Наконец, постановка оперы была совершенно кончена. „Костюмы для главных действующих лиц сделаны были по указанию Карла Брюллова; Брюллов сообщил также свои соображения о декорациях Роллеру, который еще до того написал масляными красками эскизы декораций для „Руслана и Людмилы“, которые находятся теперь у Нестора Кукольника“.[44]

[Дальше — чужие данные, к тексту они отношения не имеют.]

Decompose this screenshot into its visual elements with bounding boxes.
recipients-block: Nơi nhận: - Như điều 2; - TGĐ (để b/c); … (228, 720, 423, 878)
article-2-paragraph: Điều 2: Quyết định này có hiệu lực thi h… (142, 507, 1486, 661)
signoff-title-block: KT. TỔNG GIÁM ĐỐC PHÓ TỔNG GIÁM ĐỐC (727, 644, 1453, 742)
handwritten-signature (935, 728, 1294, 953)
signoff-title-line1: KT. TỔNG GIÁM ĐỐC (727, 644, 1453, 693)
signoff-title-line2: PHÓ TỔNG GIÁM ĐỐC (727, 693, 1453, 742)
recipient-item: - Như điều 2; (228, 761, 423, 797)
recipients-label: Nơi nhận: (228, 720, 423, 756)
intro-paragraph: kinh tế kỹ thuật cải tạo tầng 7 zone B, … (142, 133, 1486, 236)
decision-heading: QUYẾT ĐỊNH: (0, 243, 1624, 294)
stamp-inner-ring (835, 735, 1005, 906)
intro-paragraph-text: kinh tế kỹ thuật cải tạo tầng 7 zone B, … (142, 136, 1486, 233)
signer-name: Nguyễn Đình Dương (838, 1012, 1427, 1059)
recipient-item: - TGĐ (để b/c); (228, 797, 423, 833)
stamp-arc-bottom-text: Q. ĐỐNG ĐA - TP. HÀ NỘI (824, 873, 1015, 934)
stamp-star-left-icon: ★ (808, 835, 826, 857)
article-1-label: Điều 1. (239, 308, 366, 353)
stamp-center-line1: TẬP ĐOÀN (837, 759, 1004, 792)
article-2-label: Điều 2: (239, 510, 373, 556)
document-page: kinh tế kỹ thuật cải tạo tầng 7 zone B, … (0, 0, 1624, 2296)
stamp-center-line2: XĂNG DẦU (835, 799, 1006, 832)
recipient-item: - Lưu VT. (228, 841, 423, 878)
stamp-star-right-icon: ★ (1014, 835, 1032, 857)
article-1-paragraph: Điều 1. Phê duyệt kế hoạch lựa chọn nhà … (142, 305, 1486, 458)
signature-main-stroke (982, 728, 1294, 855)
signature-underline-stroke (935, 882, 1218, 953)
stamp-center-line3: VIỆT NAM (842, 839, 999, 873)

Осенью принялись за пробы, сперва в залах, потом на сцене, и тут начались бедствия Глинки. Друзья и знакомые стали делать (как всегда в подобном случае) свои замечания, давать свои советы, и Глинка имел слабость и доверчивость послушаться большей части этих внушеций. Рассказ его об этих подробностях сохранит для истории, с одной стороны, образцы нелепых суждений и малотолковой критики, обыкновенно происходящих от „друзей“ и „приятелей“, а с другой стороны, доказательство той необыкновенной скромности и мягкосердечия, с которыми Глинка мог им подчиняться. Немногие композиторы нашего времени согласились бы на подобное уродование своего произведения (особливо такого, которое является гениальным, новым начинанием невиданного и неслыханного нового рода) и вдобавок признавали бы еще как бы законность и необходимость этих урезок. „На пробах оказалось, — говорит Глинка, — что многие нумера нужно было сократить, а именно: из интродукции надлежало исключить вторую песнь Баяна „Есть пустынный край“,[45] равным образом все окончательное развитие (développement et péroraison) главной темы „Лейся полнее, кубок златой“ нужно было исключить впоследствии. В финале первого акта сокращен хор Лелю (H-dur, в 5/4). Во втором акте баллада Финна оказалась длинною, но я не сократил ее, и публика впоследствии привыкла ее слушать, как она первоначально написана. Хор Головы, т. е. финал второго акта, на который я очень, рассчитывал, решительно не удался, и пели его так неверно, что мне самому не в силу было слушать его. В третьем акте, вместо написанного мною чрезвычайно трудного антракта, надлежало начать прямо с хора „Ложится в поле мрак ночной“, которого первые куплеты поются за кулисами. В финале терцет „Зачем любить, зачем страдать“ надлежало исключить, потому что он замедлял ход драмы. В четвертом акте сцена Людмилы, за которую во время репетиций в залах благодарила меня Степанова, на сцене совсем не вышла, и меня упрекали, что я нехорошо расчел сценический эффект. В финале этого и последнего акта надлежало также многое сократить.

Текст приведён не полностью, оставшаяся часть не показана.